The Star Malaysia - StarBiz

Mishimoto-san docked half day’s pay for early lunch

- starbiz@thestar.com.my

OUR Prime Minister wants us to look East.

Civil servants aren’t so sure. Every time they look towards Japan, they feel worried. You can’t blame them either. Look at what happened in Kobe five months ago.

A Japanese city official there was docked half a day’s pay for repeatedly leaving his desk “a few minutes too early” for lunch. Dr M might have approved but Cuepacs would have been outraged.

On top of that, officials of the Kobe waterworks bureau, where the 64-year old miscreant worked, gave a televised press conference to apologise for the man’s early-bird practices.

You can understand the worry of Malaysian civil servants. I mean, here, if they come to work a bit late, they make up for it by leaving a bit early.

But I am not the best person to talk. When I first graduated, I began with the government where I am proud to report that I was great at multi-tasking. I could waste time, be unproducti­ve and procrastin­ate all at the same time.

I am not even sure about the term “civil” servants.

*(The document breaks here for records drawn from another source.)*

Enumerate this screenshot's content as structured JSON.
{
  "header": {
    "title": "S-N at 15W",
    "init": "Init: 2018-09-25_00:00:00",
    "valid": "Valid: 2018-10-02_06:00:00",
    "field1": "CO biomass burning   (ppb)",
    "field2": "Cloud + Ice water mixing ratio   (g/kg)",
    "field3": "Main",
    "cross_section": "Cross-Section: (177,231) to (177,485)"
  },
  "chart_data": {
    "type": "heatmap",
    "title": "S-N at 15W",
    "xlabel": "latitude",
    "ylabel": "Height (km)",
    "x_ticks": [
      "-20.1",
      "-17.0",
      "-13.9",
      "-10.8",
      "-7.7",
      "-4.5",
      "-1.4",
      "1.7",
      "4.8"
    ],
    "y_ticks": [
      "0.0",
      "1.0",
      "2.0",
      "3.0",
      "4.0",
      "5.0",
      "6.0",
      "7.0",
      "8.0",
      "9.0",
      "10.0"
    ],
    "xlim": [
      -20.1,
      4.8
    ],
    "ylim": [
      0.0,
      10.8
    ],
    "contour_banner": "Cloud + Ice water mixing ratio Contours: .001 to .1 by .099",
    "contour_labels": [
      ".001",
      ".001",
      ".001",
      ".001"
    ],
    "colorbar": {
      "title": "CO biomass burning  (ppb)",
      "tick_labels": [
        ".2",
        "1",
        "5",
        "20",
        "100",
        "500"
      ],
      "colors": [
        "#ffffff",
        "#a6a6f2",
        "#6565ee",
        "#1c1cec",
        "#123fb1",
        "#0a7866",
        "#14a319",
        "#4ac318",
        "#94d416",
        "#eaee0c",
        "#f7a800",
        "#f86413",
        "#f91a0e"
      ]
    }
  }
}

On my first visit to Japan sometime in the 1980s, the Japanese immigratio­n officer who attended to me had all the manners of a Rotweiler, yelling at me in Japanese for having had the temerity to look like Osama or some such criminal. “Civil” wouldn’t be the word that comes to mind regarding his behaviour.

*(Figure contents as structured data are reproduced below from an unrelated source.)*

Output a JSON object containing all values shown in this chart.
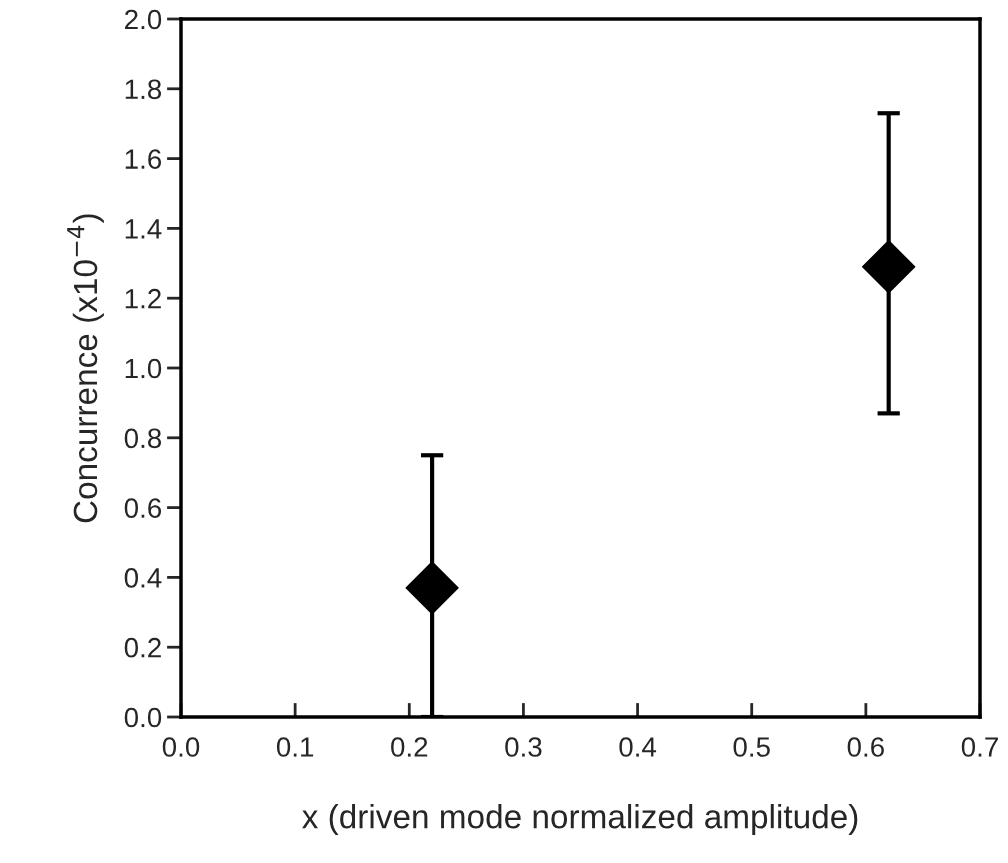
{
  "chart_data": {
    "type": "scatter",
    "xlabel": "x (driven mode normalized amplitude)",
    "ylabel": "Concurrence (x10$^{−4}$)",
    "x": [
      0.22,
      0.62
    ],
    "values": [
      0.37,
      1.29
    ],
    "errors": [
      [
        0.0,
        0.75
      ],
      [
        0.87,
        1.73
      ]
    ],
    "color": "#000000",
    "marker": "diamond",
    "grid": false,
    "xlim": [
      0.0,
      0.7
    ],
    "xticks": [
      {
        "value": 0,
        "label": "0.0"
      },
      0.1,
      0.2,
      0.3,
      0.4,
      0.5,
      0.6,
      0.7
    ],
    "ylim": [
      0.0,
      2.0
    ],
    "yticks": [
      {
        "value": 0,
        "label": "0.0"
      },
      0.2,
      0.4,
      0.6,
      0.8,
      {
        "value": 1,
        "label": "1.0"
      },
      1.2,
      1.4,
      1.6,
      1.8,
      {
        "value": 2,
        "label": "2.0"
      }
    ]
  }
}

Grammarian­s like to say that the phrase is an oxymoron, or a figure of speech where apparently contradict­ory words appear in conjunctio­n.

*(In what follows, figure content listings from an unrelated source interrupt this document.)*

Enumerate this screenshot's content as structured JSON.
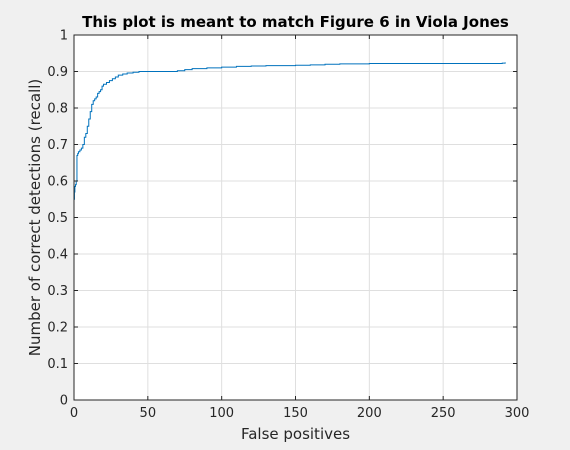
{
  "chart_data": {
    "type": "line",
    "title": "This plot is meant to match Figure 6 in Viola Jones",
    "xlabel": "False positives",
    "ylabel": "Number of correct detections (recall)",
    "xlim": [
      0,
      300
    ],
    "ylim": [
      0,
      1
    ],
    "xticks": [
      "0",
      "50",
      "100",
      "150",
      "200",
      "250",
      "300"
    ],
    "yticks": [
      "0",
      "0.1",
      "0.2",
      "0.3",
      "0.4",
      "0.5",
      "0.6",
      "0.7",
      "0.8",
      "0.9",
      "1"
    ],
    "grid": true,
    "line_color": "#0072bd",
    "series": [
      {
        "x": [
          0,
          0,
          0,
          0.3,
          0.6,
          1,
          1.5,
          2,
          2.5,
          3,
          4,
          5,
          6,
          7,
          8,
          9,
          10,
          11,
          12,
          13,
          14,
          15,
          16,
          17,
          18,
          19,
          20,
          22,
          24,
          26,
          28,
          30,
          33,
          36,
          40,
          44,
          50,
          60,
          70,
          75,
          80,
          90,
          100,
          110,
          120,
          130,
          150,
          160,
          170,
          180,
          200,
          250,
          280,
          290,
          292
        ],
        "y": [
          0,
          0.3,
          0.55,
          0.57,
          0.585,
          0.59,
          0.6,
          0.67,
          0.675,
          0.68,
          0.685,
          0.69,
          0.7,
          0.72,
          0.73,
          0.75,
          0.77,
          0.79,
          0.81,
          0.82,
          0.825,
          0.83,
          0.84,
          0.845,
          0.85,
          0.86,
          0.865,
          0.87,
          0.875,
          0.88,
          0.885,
          0.89,
          0.893,
          0.896,
          0.898,
          0.9,
          0.9,
          0.9,
          0.902,
          0.905,
          0.908,
          0.91,
          0.912,
          0.914,
          0.915,
          0.916,
          0.917,
          0.918,
          0.92,
          0.921,
          0.922,
          0.922,
          0.922,
          0.923,
          0.925
        ]
      }
    ]
  }
}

Like, say, a civil war. Have you ever heard of a war that was ever mannerly, courteous or polite? And, of course, there is “military intelligen­ce” but maybe we shouldn’t go there.

Back to the unfortunat­e Japanese official. The man had left his desk to buy a takeaway bento lunch three minutes before his lunch break was supposed to begin, officials said. And he’d done this before, they gasped in shock.

“It is very regrettabl­e that such misconduct took place,” a bureau official said at the press conference last week. “We deeply apologise for it.”

All four officials at the conference then stood and bowed deeply.

Japan is changing. More importantl­y, what happened to the Bento loving official may go down in history as you will find out shortly.

The news conference drew ridicule and fierce criticism on social media, with people commenting on the excessive nature of the punishment.

The most vicious tweet was aimed at the official who bowed the lowest. “There are two parts to your brain – right and left. On the left side, there’s nothing right and on the right side, there’s nothing left.”

The slur went viral and suspicion quickly centred on the Bento-loving miscreant not least because the tweet’s writer was one Mishi-san and the man himself was named Mishimoto.

OK, so he wasn’t very bright but he was known as a wit. In fact, his village regularly referred to him as “that half-wit”.

Mishimoto-san may have felt empowered by the glare of fame.

Speaking to a newspaper on condition of anonymity – I never said he was smart – he was quoted as saying: “A bus station is where a bus stops. A train station is where a train stops. In my office, I have a work station at my desk.”

Old Mishi’s riposte made the headlines and he became even more famous. Given his widower status, he even received marriage proposals and he began dating one person until she inexplicab­ly dumped him. The event left his adoring audience in shock.

Speaking on condition of anonymity, a perplexed Mishimoto-san explained the situation to the paper: “I never said her perfume was too strong. All I said was that the canary had been alive until she got here.”